Enjoy your recovery time in Pokhara, it’s sounds like it’s just what you need. Xxxxx
Amy
Posted at 11:11h, 22 MayThanks guys 🙂 A lot happened in those two weeks! We saw people getting helicoptered down every day because they were sick, mainly from the altitude, it was pretty scary at times! We are loving Pokhara at the moment, hope you’re well over in Bali x
Finding Beyond
Posted at 05:17h, 01 JuneThat sounds really scary. Something you can never predict. No matter how fit you are altitude sickness can ruin you. Glad you made it safe and sound. Xx
Amy
Posted at 13:33h, 01 JuneThanks guys, we definitely learnt a lot about the dangers of altitude sickness, you have to be really careful. It can be managed easily though as long as you’re sensible x
Patti
Posted at 01:38h, 24 MayWell-done Amy and Andrew! What a fantastic achievement; I look forward to reading more!
Amy
Posted at 06:20h, 27 MayThanks Patti, we have lots to write about it!
Rhonda
Posted at 22:49h, 25 MayWell done!! I am SO incredibly impressed you made it. Although I dream of hiking the Annapurna circuit, I’m just not sure I want to undergo the challenge of base camp. I can’t wait to hear all of the details coming out next.
Amy
Posted at 06:24h, 27 MayThanks Rhonda 🙂 Base Camp was really tough; we heard the Annapurna was slightly easier because you acclimatize at a slower pace. We also stayed in Pokhara, the start/end of the Annapurna circuit and it was beautiful.
Karolina
Posted at 10:04h, 26 MayGreat post! And stunning adventure! it must be amazing to see the Himalayan mountains !
Lovely blog 🙂
If you have a chance check our website too
http://www.ticket4two.co.uk
Amy
Posted at 06:26h, 27 MayIt sounds like a cliche, but it was literally a once in a lifetime experience. The Himalayas have to be the most beautiful place I’ve ever been.
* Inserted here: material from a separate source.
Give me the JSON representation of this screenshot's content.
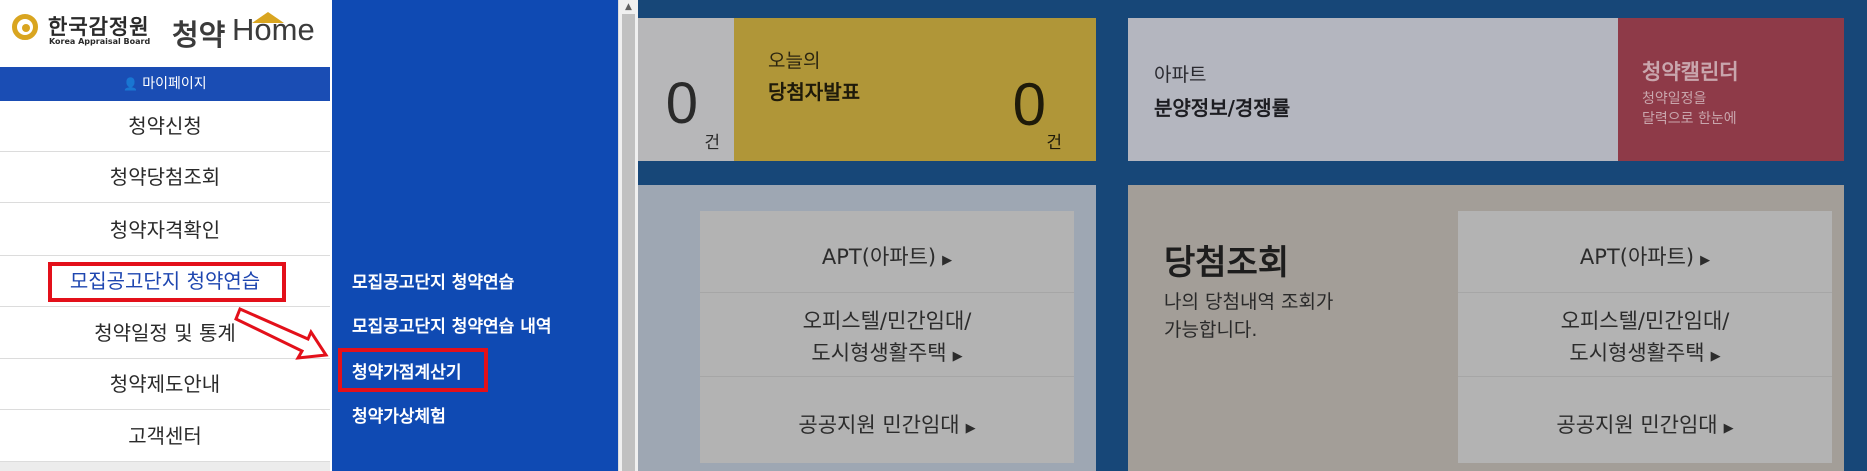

Victoria @The British Berliner
Posted at 13:46h, 01 JuneCooongratulations! You made it. Wow! What a motivating piece. I could feel the challenges as you wrote, and felt the excitement as you reached the peak and took every step!
Well done guys. Phew!
Amy
Posted at 04:46h, 02 JuneThanks Victoria! Getting to Everest Base Camp is something we’ll always look back on with amazement and wonder 🙂
Donna
Posted at 23:23h, 04 JuneWhat perseverance! I can’t believe you managed it while battling sickness. Good for you both.
Amy
Posted at 12:17h, 05 JuneThanks Donna, looking back on it I can’t believe we managed it!
Charlie Alf
Posted at 14:45h, 09 JuneOh my goodness! This trip sounds both harrowing and incredible at the same time! I’m sure you went in with all the fire and fury at the beginning, but it must have been incredibly difficult in the middle (if it wasn’t, everyone would do it!), but what an experience to be able to tell everyone you had! You’ve seen things that most of the world hasn’t, isn’t that such an amazing thought? If I ever have the physical stamina for something like this, I absolutely plan on making a trip to Nepal!
Amy
Posted at 08:54h, 12 JuneHi Charlie, it is an amazing thought! I would definitely recommend Nepal for trekking, it was so tough but totally worth it 🙂
Louisa klimentos
Posted at 23:54h, 26 JuneI am so proud of you Amy and Andrew .I know the trek was tiring and the altitudes made you feel sick,but you did it You have experienced the most breath taking mountain scenery in the world and you couldn’t get any closer to heaven.I hoe you are feeling better,lots of love Louisa
Amy
Posted at 15:03h, 27 JuneThanks so much Louisa! We are all recovered now and are still carrying the sense of achievement and incredible memories.
david
Posted at 12:36h, 23 Novembernepal himalayas is really a gem of the world.
Andrew Wyatt
Posted at 15:33h, 24 NovemberIt sure is!